The research reveals the following:
– 71% of CIOs claim that the explosion of data produced by cloud-native technology stacks is beyond human ability to manage.
– More than three quarters (77%) of CIOs say their IT environment changes once every minute or so.
- You CIOs highlight that their teams use an average of 10 monitoring tools in their technology infrastructures, but have observability in only 9% of their environment.
– 59% of CIOs assess that without a more automated approach to IT operations, their teams can be overwhelmed by the increasing complexity of their cloud infrastructure.
– 64% of CIOs say it has become more difficult to attract and retain IT operations and IT professionals. DevOps skilled enough to manage and maintain your Cloud-native applications.

Bernd Greifeneder
“Architectures multicloud and Cloud-native are critical to helping organizations achieve their digital transformation goals,” says Bernd Greifeneder, Founder CTO of Dynatrace. “While organizations benefit from the flexibility and scale these technologies bring, the explosion of observability and security data they produce is increasingly difficult to manage and analyze.
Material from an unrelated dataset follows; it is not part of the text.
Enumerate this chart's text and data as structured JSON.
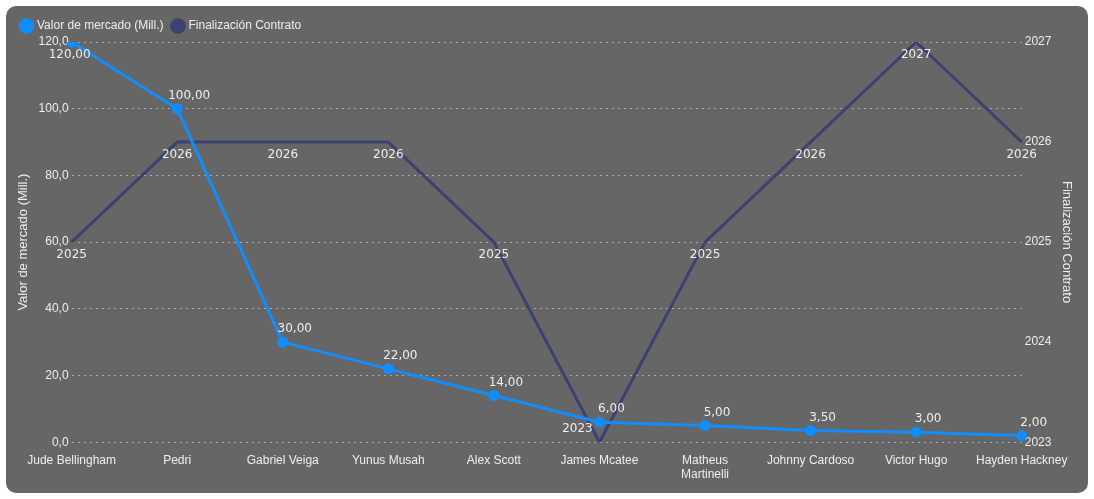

Existing tools – and there may be dozens of them – keep data in silos, making it difficult and expensive to unlock insights when organizations need them. As a result, they strive to achieve the highest standards of security and performance in their digital services.”
Additional research findings include:
– 45% of CIOs say it is too expensive to manage the large volume of observability and security data using existing analytics solutions, therefore keeping only what is most critical.
– On average, organizations capture only 10% of observability data for queries and analysis.
– Nearly two-thirds (63%) of leaders say the costs and delays caused by re-indexing and rehydrating make it difficult to unlock value from the growing amount of data they capture.
– 43% of CIOs say that current approaches to ingesting and storing observability data will not meet their future needs.
– 93% of directors and managers say that AIOps and automation are increasingly vital to alleviating the shortage of skilled IT, development and security professionals and reducing the risk of teams being overwhelmed by the complexity of modern cloud and development environments.
“Amidst a sea of data, individual records are much more valuable when they retain context, which is why teams put so much effort into trying to correlate different streams,” adds Greifeneder. “But today's manual approaches are very reactive and slow, and they miss the most important insights. Teams urgently need a new approach to analyzing and managing observability and security data. Artificial intelligence and automation must underpin this approach and must be able to unify all data and keep its relationships and dependencies intact. This will allow organizations to maximize the value of their data and people, reducing time spent on mundane manual tasks and enabling faster, safer innovation.”
The report is based on a global survey of 1,303 CIOs and senior IT professionals involved in managing Cloud and IT operations in large companies with 1,000+ employees, conducted by Coleman parkes and commissioned by Dynatrace. The sample included 200 respondents in the United States, 100 in Latin America, 603 in Europe, 150 in the Middle East, and 250 in the Asia-Pacific region.